# Canada PR with job offer in hand from BC Employer



## sdgmits (Feb 4, 2019)

I am 35 yrs old, Indian, IT professional with 12 years of IT experience. I have already received an offer from an IT company, which is headquartered in Montreal, but my work location as per offer letter is going to be Victoria, British Columbia. This is a reputed company and saying that this is an LMIA position. I haven't given IELTS.

My questions are:

1. Am I be eligible for BC PNP Tech Pilot Program? 
​how many points will I be getting? 
​What is the current cut-off?
2. Am I be eligible for BN PNP only and how many points I would need.
3. What is the processing time to get PNP nomination invitation?
4. How soon can I apply for PNP - either BC PNP or BC PNP Tech Pilot? 
​Can I apply right away after accepting the offer? 
​or should I wait until I come down to Canada?
5. What is the processing time to get PR and how soon I can get it?

6. Do I need to validate anything else in job-offer to make sure it is legit?

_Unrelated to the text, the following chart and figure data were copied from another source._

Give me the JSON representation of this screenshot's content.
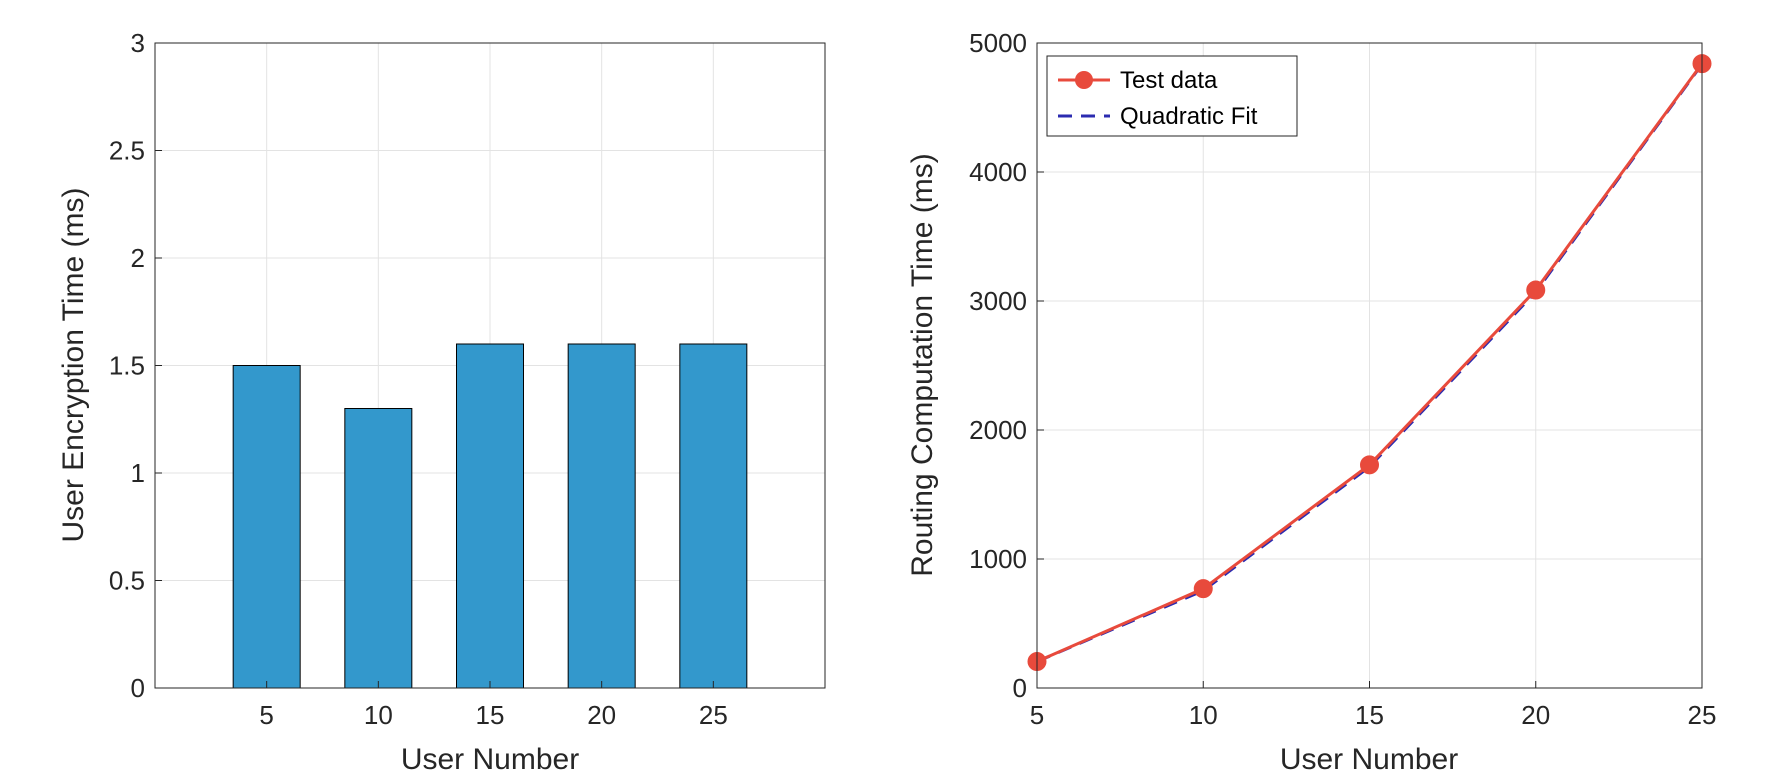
{
  "chart_data": [
    {
      "type": "bar",
      "title": "",
      "xlabel": "User Number",
      "ylabel": "User Encryption Time (ms)",
      "categories": [
        "5",
        "10",
        "15",
        "20",
        "25"
      ],
      "values": [
        1.5,
        1.3,
        1.6,
        1.6,
        1.6
      ],
      "xlim": [
        0,
        30
      ],
      "ylim": [
        0,
        3
      ],
      "yticks": [
        "0",
        "0.5",
        "1",
        "1.5",
        "2",
        "2.5",
        "3"
      ],
      "grid": true,
      "bar_color": "#3398cc"
    },
    {
      "type": "line",
      "title": "",
      "xlabel": "User Number",
      "ylabel": "Routing Computation Time (ms)",
      "x": [
        5,
        10,
        15,
        20,
        25
      ],
      "xlim": [
        5,
        25
      ],
      "ylim": [
        0,
        5000
      ],
      "xticks": [
        "5",
        "10",
        "15",
        "20",
        "25"
      ],
      "yticks": [
        "0",
        "1000",
        "2000",
        "3000",
        "4000",
        "5000"
      ],
      "grid": true,
      "legend_position": "top-left",
      "series": [
        {
          "name": "Test data",
          "values": [
            205,
            770,
            1730,
            3085,
            4840
          ],
          "color": "#e84a3c",
          "style": "solid-markers"
        },
        {
          "name": "Quadratic Fit",
          "values": [
            205,
            755,
            1715,
            3070,
            4835
          ],
          "color": "#2b2bb0",
          "style": "dashed"
        }
      ]
    }
  ]
}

Other Information related to me to access my situation:

Age? 35 yrs. Date of Birth: April 1984
Marital Status? Married. Wife - 34 yrs old, Dentist in India. Kids - 2. (one is Indian citizen, other is US citizen).
Level of English and French? yet to give IELTS, but being in USA for 6 years, got somewhat OKiesh type English.
Relatives in Canada? No
Do you have the required funds ( only if applied under (FSW or FSTW)? sufficient funds to financial status.


----------



## colchar (Oct 25, 2011)

With respect to the IELTS - you do not give a test, you take a test.


----------